Fletcher is not averse to splitting the Test and one-day captaincy and he is at least open to persuasion that Hollioake, at 31 not too old to lead England at the next World Cup, is the most sensible solution.
“We’ve just got to make sure that we get the right guy,” the England coach said. “There are a lot of strong candidates in the side but we also have to look at the balance of the side. You want to pick the best side and hope that the best captain is in it but sometimes you have to consider saying ‘hold on, there isn’t a strong candidate to do that and we might have to pick from outside.’ ”
For Fletcher to say that there are “several” strong candidates in the present team was pushing loyalty and tact to an extreme. Vaughan is the best of them. He is an unflappable, even-keeled character, certain of his place. He showed leadership qualities when captaining the England A team in South Africa in 1998-99. In the long run he is Hussain’s likely successor as Test captain, but he is prone to an occasional moment of daftness and his lapses in the field, inexplicable for so natural a ball-player, have become notorious.
With all the distractions that it entails on and off the field, Fletcher calls the England captaincy, when it is a full-time responsibility as it was for Hussain, the “most difficult job in world cricket”. Australia have split the leadership of the Test and one-day sides between Steve Waugh and Ricky Ponting without any problems and, as Ponting is likely to assume the Test captaincy for the first time in the West Indies next month, so Vaughan might in time prove himself the right man to take over from Hussain. He is 28 but relatively inexperienced, having played in only 26 one-day internationals.

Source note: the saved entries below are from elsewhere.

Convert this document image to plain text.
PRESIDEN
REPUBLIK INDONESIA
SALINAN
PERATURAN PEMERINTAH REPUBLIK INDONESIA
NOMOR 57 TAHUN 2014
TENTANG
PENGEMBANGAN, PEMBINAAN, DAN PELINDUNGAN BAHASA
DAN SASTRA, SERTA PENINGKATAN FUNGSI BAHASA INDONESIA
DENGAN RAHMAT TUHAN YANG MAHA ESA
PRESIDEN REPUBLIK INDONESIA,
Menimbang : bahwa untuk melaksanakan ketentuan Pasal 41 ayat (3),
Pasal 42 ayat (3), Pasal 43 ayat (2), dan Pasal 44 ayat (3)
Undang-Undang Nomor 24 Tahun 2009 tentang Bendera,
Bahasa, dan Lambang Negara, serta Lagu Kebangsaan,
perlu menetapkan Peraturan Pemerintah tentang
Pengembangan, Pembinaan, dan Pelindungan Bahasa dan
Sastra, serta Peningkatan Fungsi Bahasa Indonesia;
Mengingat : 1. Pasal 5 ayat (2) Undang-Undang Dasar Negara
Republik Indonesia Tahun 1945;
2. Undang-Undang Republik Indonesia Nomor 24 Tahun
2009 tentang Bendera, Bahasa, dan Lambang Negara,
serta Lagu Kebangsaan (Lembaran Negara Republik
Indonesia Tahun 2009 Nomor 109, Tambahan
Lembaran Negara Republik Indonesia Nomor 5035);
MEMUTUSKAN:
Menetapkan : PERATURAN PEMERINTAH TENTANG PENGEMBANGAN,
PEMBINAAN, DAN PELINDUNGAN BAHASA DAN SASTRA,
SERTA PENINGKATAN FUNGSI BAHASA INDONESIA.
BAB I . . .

Hollioake’s intelligent captaincy has undoubtedly played a part in Surrey’s recent success. There is something of the Stuart Surridge in him and at the Champions Trophy in Sharjah in 1997 he led England to their first and only one-day tournament victory overseas since Mike Gatting’s side in Australia ten years previously. He returned to England from his family home in Perth halfway through last season after the death of his younger brother, Ben, and the birth of his daughter but he did so a subtly changed character.
His free-spirited batting in both one-day and four-day cricket convinced David Graveney, the chairman of the England selectors, that he should be restored to the England one-day team. He was duly picked as Andrew Flintoff’s replacement in Australia but did not play a game under Hussain, once a rival as well as a team-mate, and he was not chosen for the World Cup. His last appearances were made during the 1999 World Cup.

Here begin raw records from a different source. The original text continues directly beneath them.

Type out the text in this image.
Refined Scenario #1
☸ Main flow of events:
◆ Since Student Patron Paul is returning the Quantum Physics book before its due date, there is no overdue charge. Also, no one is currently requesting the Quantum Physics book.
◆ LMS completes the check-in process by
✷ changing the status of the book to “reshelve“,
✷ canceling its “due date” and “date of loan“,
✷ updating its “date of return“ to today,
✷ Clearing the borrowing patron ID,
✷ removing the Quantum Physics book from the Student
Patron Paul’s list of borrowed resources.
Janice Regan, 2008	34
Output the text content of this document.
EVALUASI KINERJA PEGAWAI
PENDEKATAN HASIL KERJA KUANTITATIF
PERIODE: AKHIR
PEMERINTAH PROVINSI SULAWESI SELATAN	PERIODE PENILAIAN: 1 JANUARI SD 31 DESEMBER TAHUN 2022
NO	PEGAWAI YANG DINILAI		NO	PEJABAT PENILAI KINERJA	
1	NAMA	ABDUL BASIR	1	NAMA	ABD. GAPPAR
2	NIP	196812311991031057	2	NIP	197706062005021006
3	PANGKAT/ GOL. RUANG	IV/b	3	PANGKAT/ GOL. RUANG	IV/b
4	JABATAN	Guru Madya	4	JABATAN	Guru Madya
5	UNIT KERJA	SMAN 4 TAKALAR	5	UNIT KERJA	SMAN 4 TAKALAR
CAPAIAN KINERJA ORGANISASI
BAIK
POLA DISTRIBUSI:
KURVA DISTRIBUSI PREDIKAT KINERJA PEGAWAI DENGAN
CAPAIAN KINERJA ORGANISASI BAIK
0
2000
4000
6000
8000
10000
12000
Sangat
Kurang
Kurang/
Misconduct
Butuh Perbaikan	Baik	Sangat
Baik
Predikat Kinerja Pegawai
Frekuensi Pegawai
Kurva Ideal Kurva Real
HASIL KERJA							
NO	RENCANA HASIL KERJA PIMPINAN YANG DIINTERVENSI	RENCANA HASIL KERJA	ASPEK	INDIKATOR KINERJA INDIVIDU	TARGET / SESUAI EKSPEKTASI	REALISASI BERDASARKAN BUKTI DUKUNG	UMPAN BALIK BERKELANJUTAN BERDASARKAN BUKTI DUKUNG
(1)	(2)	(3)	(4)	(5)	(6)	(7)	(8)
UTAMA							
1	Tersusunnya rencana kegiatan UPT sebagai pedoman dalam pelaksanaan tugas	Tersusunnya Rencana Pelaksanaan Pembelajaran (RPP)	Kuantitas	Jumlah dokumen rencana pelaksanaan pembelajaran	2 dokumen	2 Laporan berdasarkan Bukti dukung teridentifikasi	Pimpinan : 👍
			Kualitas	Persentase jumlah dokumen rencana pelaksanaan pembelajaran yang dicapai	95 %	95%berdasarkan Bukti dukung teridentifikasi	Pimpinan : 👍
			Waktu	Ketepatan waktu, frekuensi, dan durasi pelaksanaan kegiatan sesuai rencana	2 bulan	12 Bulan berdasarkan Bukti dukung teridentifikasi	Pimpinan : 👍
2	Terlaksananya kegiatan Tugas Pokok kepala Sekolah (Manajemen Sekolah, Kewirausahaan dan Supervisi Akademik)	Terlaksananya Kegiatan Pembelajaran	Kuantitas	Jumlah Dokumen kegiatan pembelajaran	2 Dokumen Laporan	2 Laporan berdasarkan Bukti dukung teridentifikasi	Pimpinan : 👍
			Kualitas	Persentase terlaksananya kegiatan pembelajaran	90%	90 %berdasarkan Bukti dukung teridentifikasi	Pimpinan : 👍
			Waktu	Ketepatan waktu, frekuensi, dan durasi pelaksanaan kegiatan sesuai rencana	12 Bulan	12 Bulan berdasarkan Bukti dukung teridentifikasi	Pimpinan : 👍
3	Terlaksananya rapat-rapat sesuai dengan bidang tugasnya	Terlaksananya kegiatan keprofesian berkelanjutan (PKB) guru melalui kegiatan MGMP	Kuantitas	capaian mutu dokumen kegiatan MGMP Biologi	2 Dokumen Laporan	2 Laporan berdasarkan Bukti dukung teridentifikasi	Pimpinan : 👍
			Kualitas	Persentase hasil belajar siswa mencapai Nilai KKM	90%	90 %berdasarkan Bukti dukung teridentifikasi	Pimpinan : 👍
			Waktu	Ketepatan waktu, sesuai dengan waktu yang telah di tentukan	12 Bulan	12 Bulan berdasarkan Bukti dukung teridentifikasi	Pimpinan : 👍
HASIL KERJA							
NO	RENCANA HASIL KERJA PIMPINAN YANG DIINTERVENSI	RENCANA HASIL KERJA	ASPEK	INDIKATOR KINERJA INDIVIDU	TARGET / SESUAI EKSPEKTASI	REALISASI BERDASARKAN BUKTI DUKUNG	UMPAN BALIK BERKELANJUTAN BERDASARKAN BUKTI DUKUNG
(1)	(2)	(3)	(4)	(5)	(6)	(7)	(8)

There is no rush to make a decision, with no one-day international before June. It will be made by Graveney, Fletcher, the third selector, Geoff Miller, and Dennis Amiss, the newly elected chairman of the International Teams Management Group. David Morgan, the chairman of the ECB, has a right of veto over decisions about the national captaincy but it has only been used once, in 1989, when Ossie Wheatley overruled Gatting’s reappointment after his refusal to apologise for the Shakoor Rana incident.